O socialismo precisa de um Rolex Por Elio Gaspari O CIDADÃO terminou suas pesquisas na biblioteca de Londres e vai para casa, no Soho (rua Dean, 23).
Passa um sujeito, mostra-lhe uma faca e pede o relógio.
Ao narrar o caso à sua mulher, ele diz: “Estou com 41 anos e a expectativa de vida neste inferno capitalista é de 40.
A nossa dieta ultrapassa as 2.300 calorias que o proletariado consome.
As condições de higiene e saúde desta cidade são infernais.
Aos jovens restam poucas alternativas fora da sífilis e das prisões australianas.
São as contradições do capitalismo e, por causa delas, fui assaltado por um garoto”.
Pode ser que Karl Marx tenha dito diferente: “Jenny, um lúmpen roubou meu relógio”.
Pobre Luciano Huck.
Foi assaltado por dois sujeitos que, de revólver na mão, tomaram-lhe o Rolex.
Reclamou num artigo publicado na Folha do dia 1º e teria feito melhor negócio se saísse por aí, cumprindo “missões” em cima de motoqueiros.
Foi acusado de ganhar muito e, portanto, ser fonte da violência.
Mais: quem manda “pendurar o equivalente a várias casas populares no pulso”?
Disse que “isso não está certo” e perguntaram-lhe o que devem dizer as pessoas que vivem de salário mínimo.

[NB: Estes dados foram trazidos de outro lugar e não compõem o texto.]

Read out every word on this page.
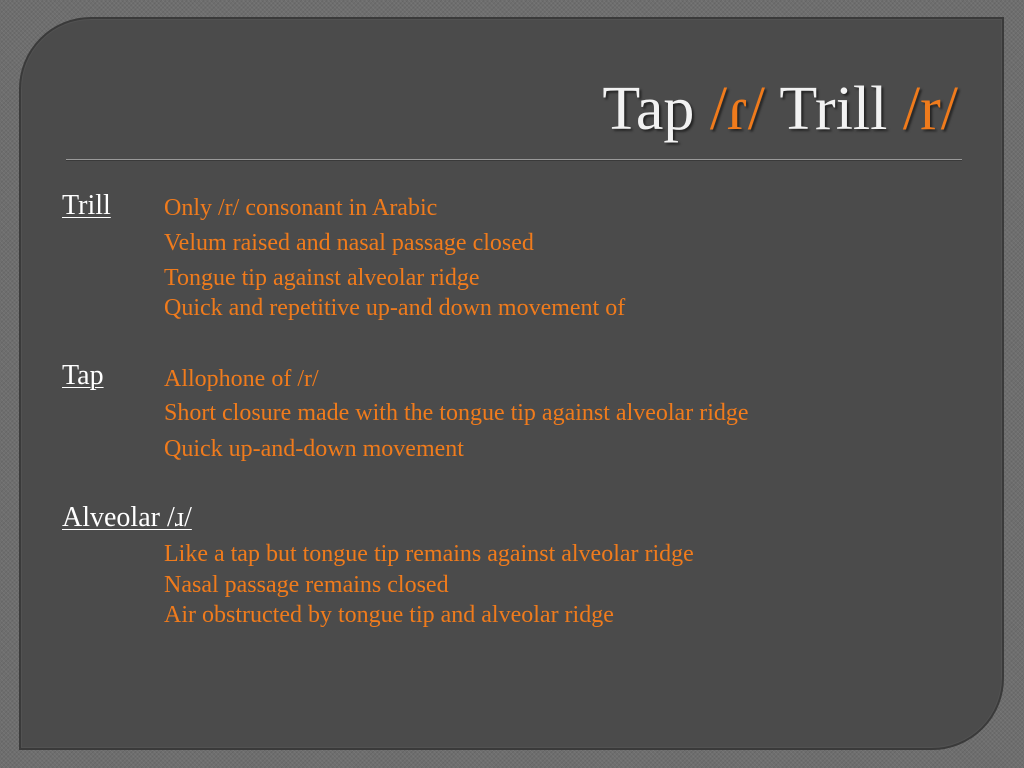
Tap /ɾ/ Trill /r/
Trill Only /r/ consonant in Arabic
Velum raised and nasal passage closed
Tongue tip against alveolar ridge
Quick and repetitive up-and down movement of
Tap	Allophone of /r/
Short closure made with the tongue tip against alveolar ridge
Quick up-and-down movement
Alveolar /ɹ/
Like a tap but tongue tip remains against alveolar ridge
Nasal passage remains closed
Air obstructed by tongue tip and alveolar ridge
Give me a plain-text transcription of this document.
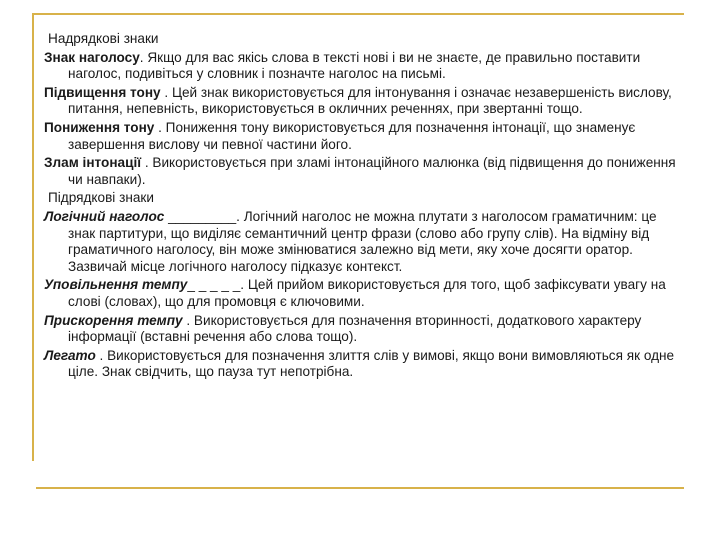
Надрядкові знаки

Знак наголосу. Якщо для вас якісь слова в тексті нові і ви не знаєте, де правильно поставити наголос, подивіться у словник і позначте наголос на письмі.

Підвищення тону . Цей знак використовується для інтонування і означає незавершеність вислову, питання, непевність, використовується в окличних реченнях, при звертанні тощо.

Пониження тону . Пониження тону використовується для позначення інтонації, що знаменує завершення вислову чи певної частини його.

Злам інтонації . Використовується при зламі інтонаційного малюнка (від підвищення до пониження чи навпаки).

Підрядкові знаки

Логічний наголос _________. Логічний наголос не можна плутати з наголосом граматичним: це знак партитури, що виділяє семантичний центр фрази (слово або групу слів). На відміну від граматичного наголосу, він може змінюватися залежно від мети, яку хоче досягти оратор. Зазвичай місце логічного наголосу підказує контекст.

Уповільнення темпу_ _ _ _ _. Цей прийом використовується для того, щоб зафіксувати увагу на слові (словах), що для промовця є ключовими.

Прискорення темпу . Використовується для позначення вторинності, додаткового характеру інформації (вставні речення або слова тощо).

Легато . Використовується для позначення злиття слів у вимові, якщо вони вимовляються як одне ціле. Знак свідчить, що пауза тут непотрібна.
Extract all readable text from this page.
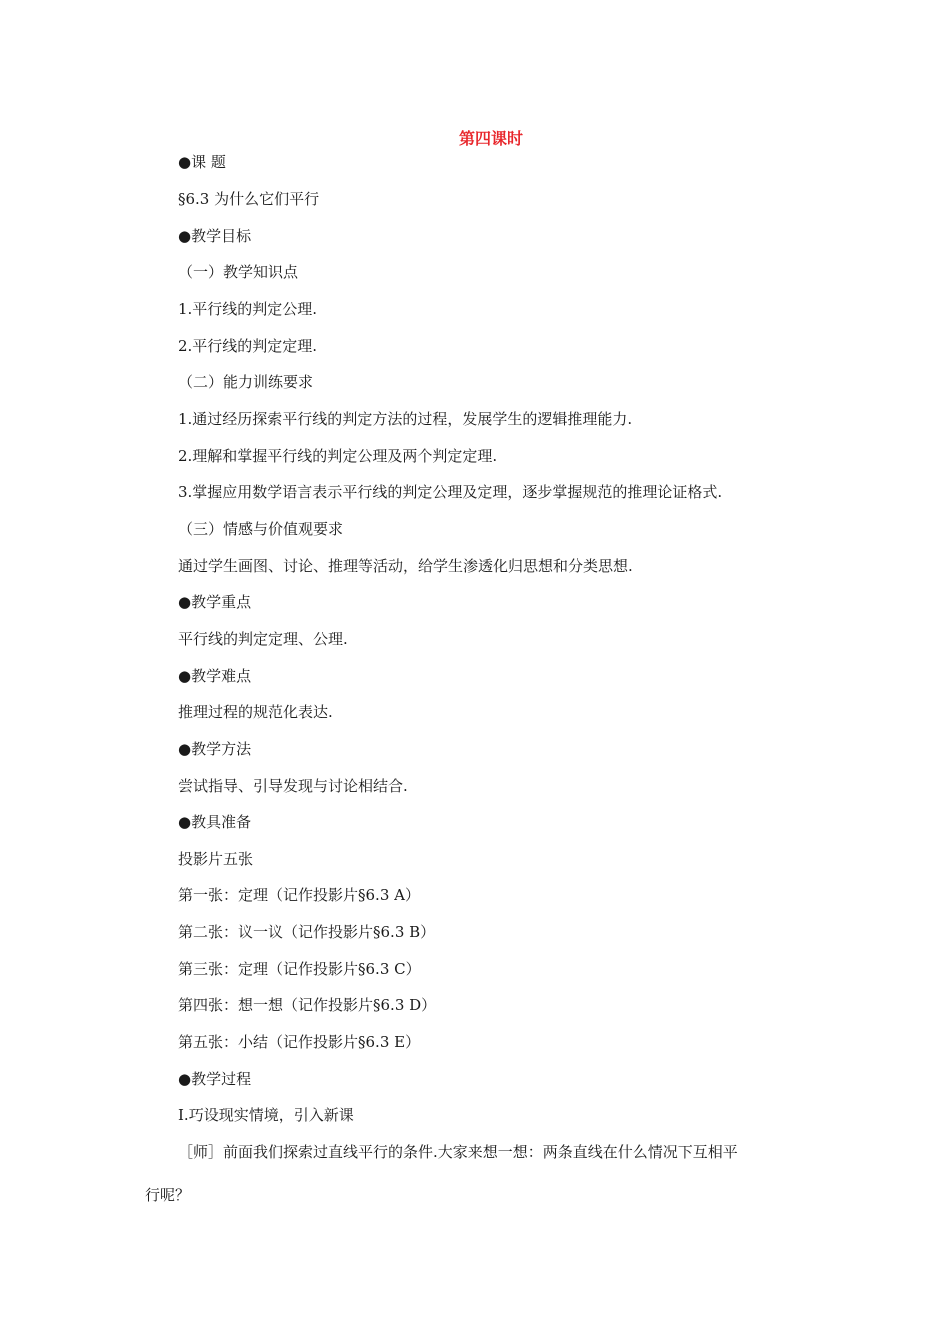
第四课时
●课 题
§6.3 为什么它们平行
●教学目标
（一）教学知识点
1.平行线的判定公理.
2.平行线的判定定理.
（二）能力训练要求
1.通过经历探索平行线的判定方法的过程，发展学生的逻辑推理能力.
2.理解和掌握平行线的判定公理及两个判定定理.
3.掌握应用数学语言表示平行线的判定公理及定理，逐步掌握规范的推理论证格式.
（三）情感与价值观要求
通过学生画图、讨论、推理等活动，给学生渗透化归思想和分类思想.
●教学重点
平行线的判定定理、公理.
●教学难点
推理过程的规范化表达.
●教学方法
尝试指导、引导发现与讨论相结合.
●教具准备
投影片五张
第一张：定理（记作投影片§6.3 A）
第二张：议一议（记作投影片§6.3 B）
第三张：定理（记作投影片§6.3 C）
第四张：想一想（记作投影片§6.3 D）
第五张：小结（记作投影片§6.3 E）
●教学过程
Ⅰ.巧设现实情境，引入新课
［师］前面我们探索过直线平行的条件.大家来想一想：两条直线在什么情况下互相平
行呢？
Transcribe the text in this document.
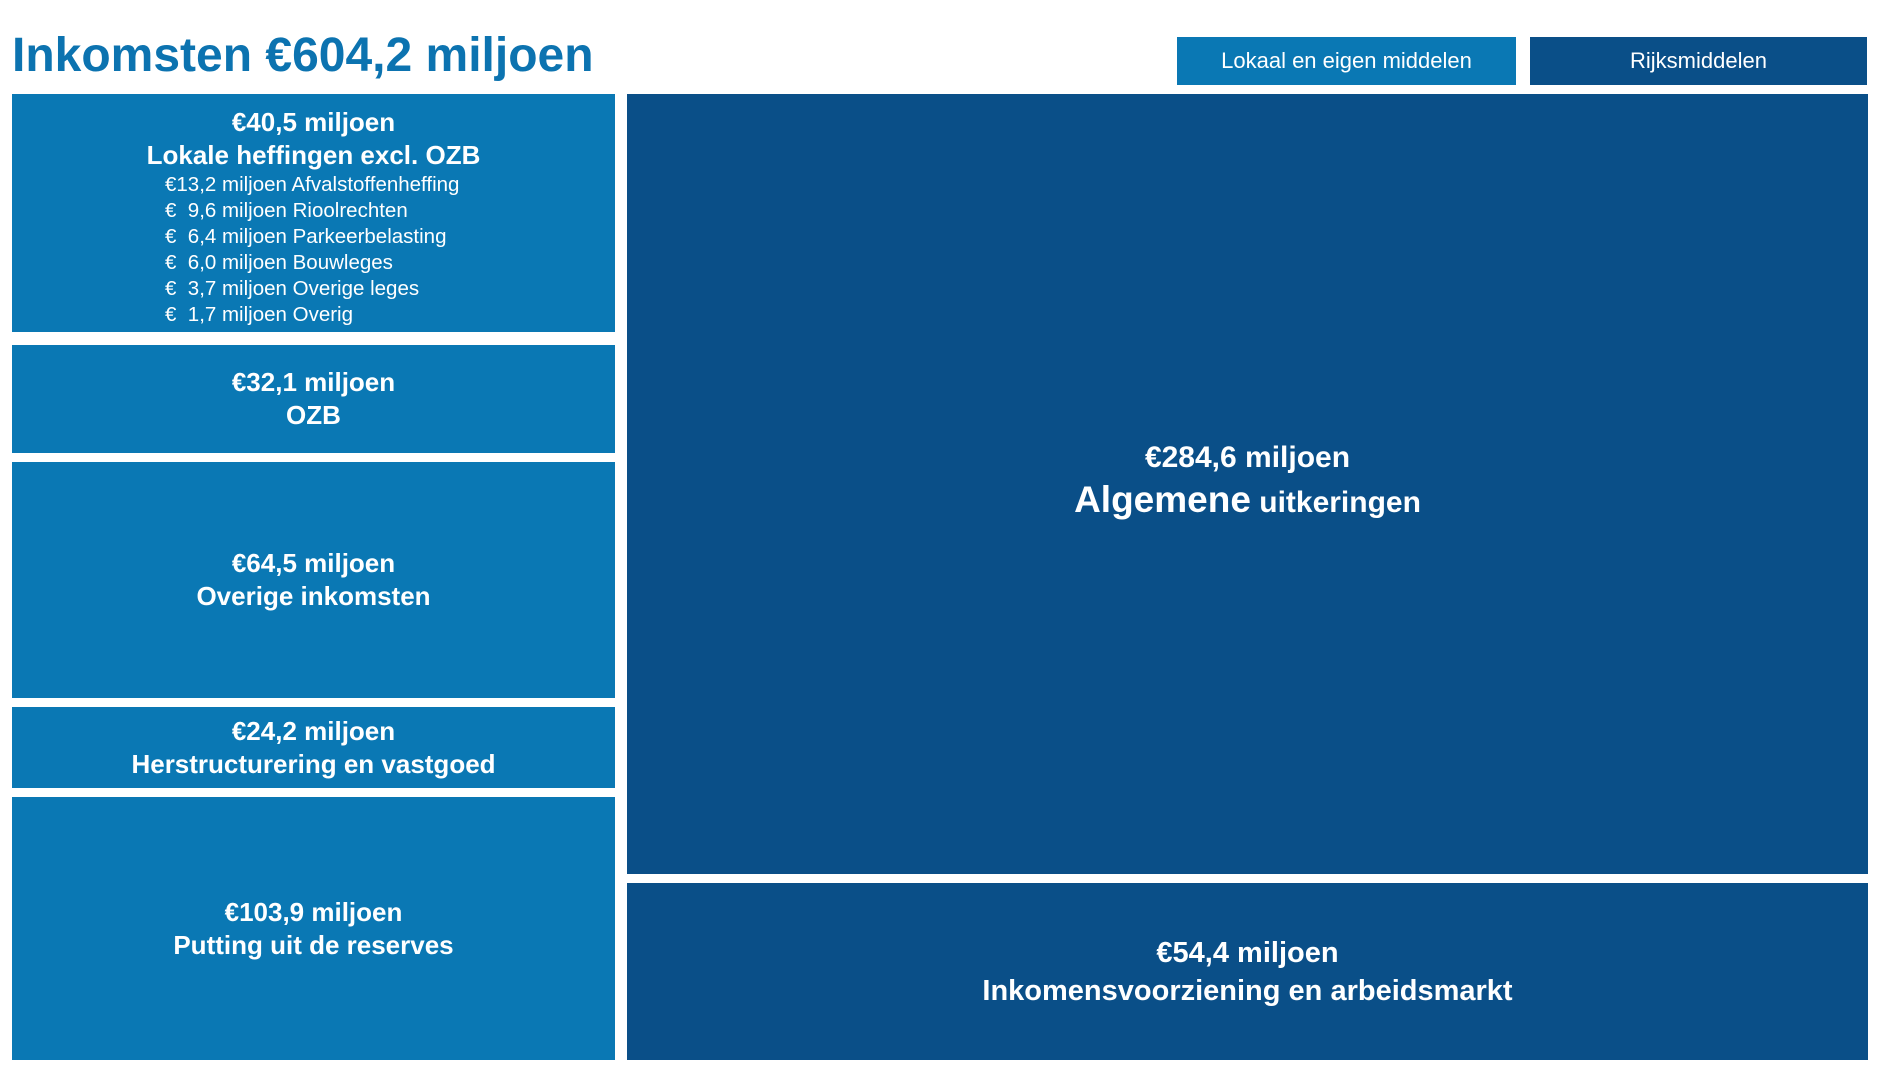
Inkomsten €604,2 miljoen	Lokaal en eigen middelen	Rijksmiddelen
€40,5 miljoen
Lokale heffingen excl. OZB
€13,2 miljoen Afvalstoffenheffing
€  9,6 miljoen Rioolrechten
€  6,4 miljoen Parkeerbelasting
€  6,0 miljoen Bouwleges
€  3,7 miljoen Overige leges
€  1,7 miljoen Overig
€32,1 miljoen
OZB
€64,5 miljoen
Overige inkomsten
€24,2 miljoen
Herstructurering en vastgoed
€103,9 miljoen
Putting uit de reserves
€284,6 miljoen
Algemene uitkeringen
€54,4 miljoen
Inkomensvoorziening en arbeidsmarkt
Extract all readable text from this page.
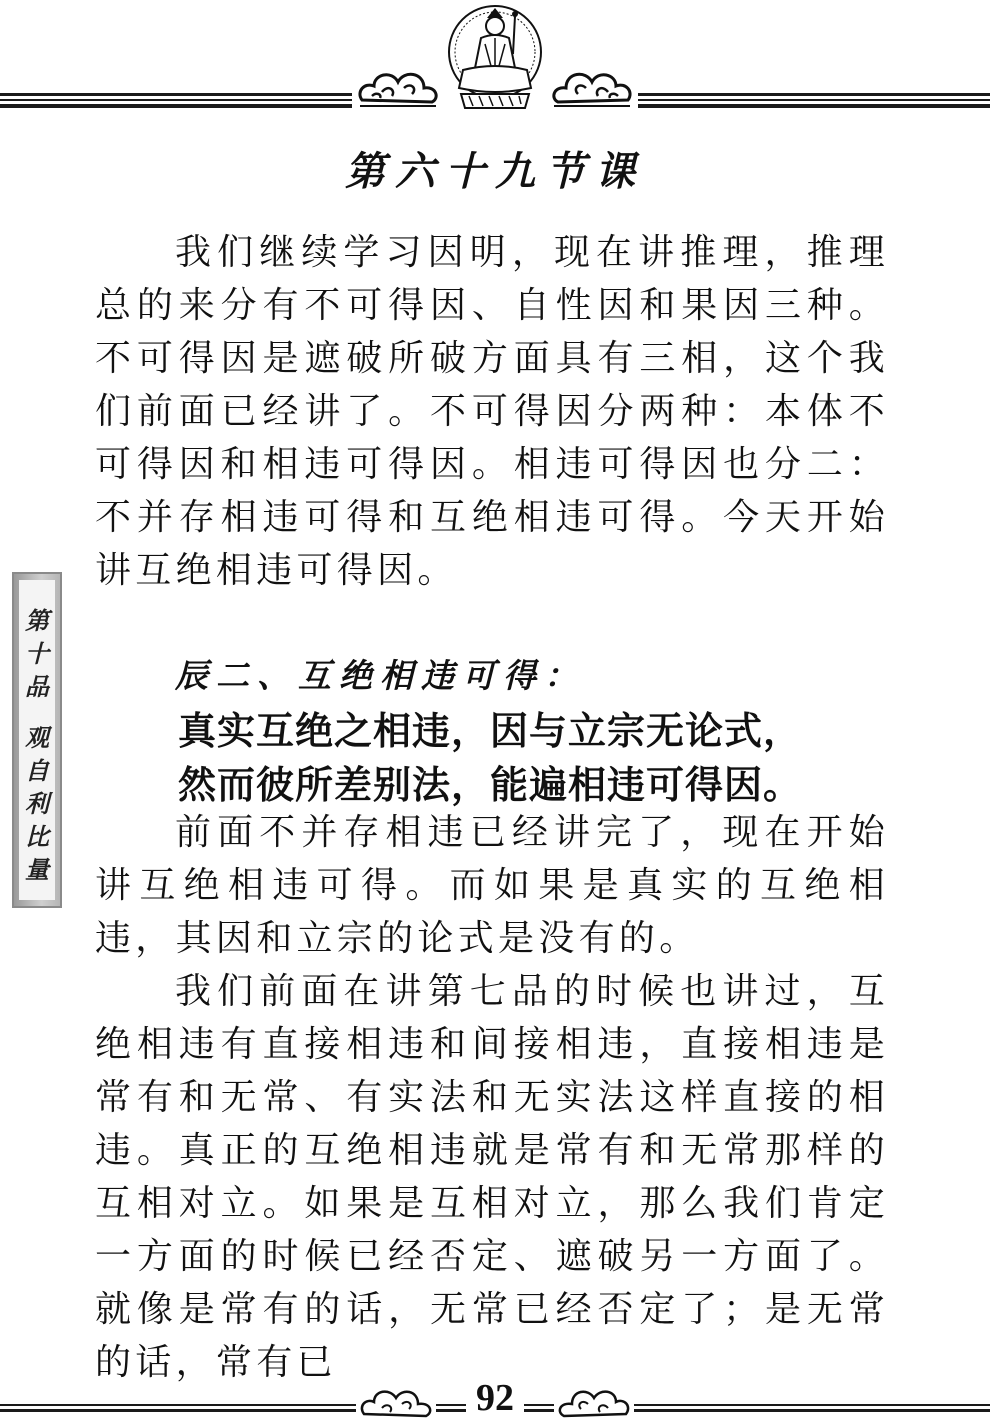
第六十九节课
第
十
品
观
自
利
比
量

我们继续学习因明，现在讲推理，推理总的来分有不可得因、自性因和果因三种。不可得因是遮破所破方面具有三相，这个我们前面已经讲了。不可得因分两种：本体不可得因和相违可得因。相违可得因也分二：不并存相违可得和互绝相违可得。今天开始讲互绝相违可得因。

辰二、互绝相违可得：
真实互绝之相违，因与立宗无论式，
然而彼所差别法，能遍相违可得因。

前面不并存相违已经讲完了，现在开始讲互绝相违可得。而如果是真实的互绝相违，其因和立宗的论式是没有的。

我们前面在讲第七品的时候也讲过，互绝相违有直接相违和间接相违，直接相违是常有和无常、有实法和无实法这样直接的相违。真正的互绝相违就是常有和无常那样的互相对立。如果是互相对立，那么我们肯定一方面的时候已经否定、遮破另一方面了。就像是常有的话，无常已经否定了；是无常的话，常有已

92
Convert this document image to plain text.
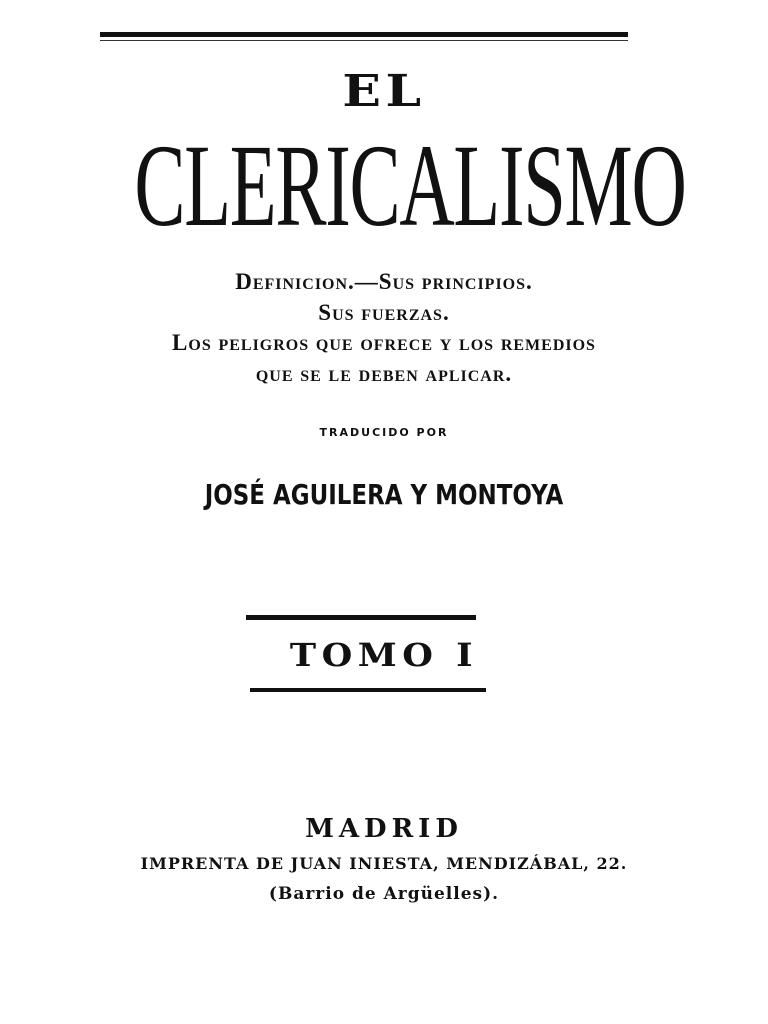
EL
CLERICALISMO
Definicion.—Sus principios.
Sus fuerzas.
Los peligros que ofrece y los remedios
que se le deben aplicar.
TRADUCIDO POR
JOSÉ AGUILERA Y MONTOYA
TOMO I
MADRID
IMPRENTA DE JUAN INIESTA, MENDIZÁBAL, 22.
(Barrio de Argüelles).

Fechando o ciclo, num artigo marginal-chique, o rapper Ferréz respondeu com o olhar dos assaltantes e os óculos de Madre Teresa de Calcutá: “Não vejo motivo para reclamação, afinal, num mundo indefensável, até que o rolo foi justo para ambas as partes”.
Está mais ou menos entendido que o partido democrata perdeu a confiança dos americanos nos anos 80 porque deixou-se confundir com os defensores de bandidos.
Cada um pode achar o que quiser (desde que não tome o relógio alheio), mas nesse caminho a discussão da segurança pública brasileira caminha para a formação de duas tropas, ambas julgando-se elite do seja lá o que for.
Grita-se, para que tudo continue como está.
O filme ensina: o traficante foucaultiano da PUC não foi para a cadeia e o PM larápio e covarde voltou para a tropa.
Por ser um profissional bem-sucedido e ter ganho um Rolex de presente da mulher (a apresentadora Angélica, igualmente bem-sucedida), Huck foi transformado num obelisco da desigualdade social brasileira.
Infelizmente, assaltos não melhoram o índice de Gini.
No caso do Rolex do apresentador, especular o destino do dinheiro de sua venda é um exercício carnavalesco.
Pode-se sonhar que tenha ido para uma família carente, mas é mais provável que tenha servido para fechar um trato de droga.
Que tal as duas coisas, meio a meio?
Uma coisa é certa, o Rolex voltará ao pulso de alguém disposto a pagar por ele.
Quis o Padre Eterno que esse debate indigente acontecesse logo na semana do 40º aniversário da execução de Ernesto Che Guevara, o Guerrilheiro Heróico.
Se Angélica dissesse que deu o Rolex a Huck como parte dessas celebrações, a discussão ganharia um denso conteúdo ideológico.
Quando o Che foi assassinado, no mato boliviano, tinha dois Rolex.
Um, modelo GMT Master, era dele.
O outro, marcado com um X, era uma lembrança que tirara do pulso de um combatente agonizante. (O índice de com-Rolex dos guerrilheiros cubanos na Bolívia era de 12%, certamente um dos mais altos do mundo.) Os relógios eram dois, mas há três por aí.
Quem quiser pesquisar a herança de Guevara, pode começar investigando esse mistério.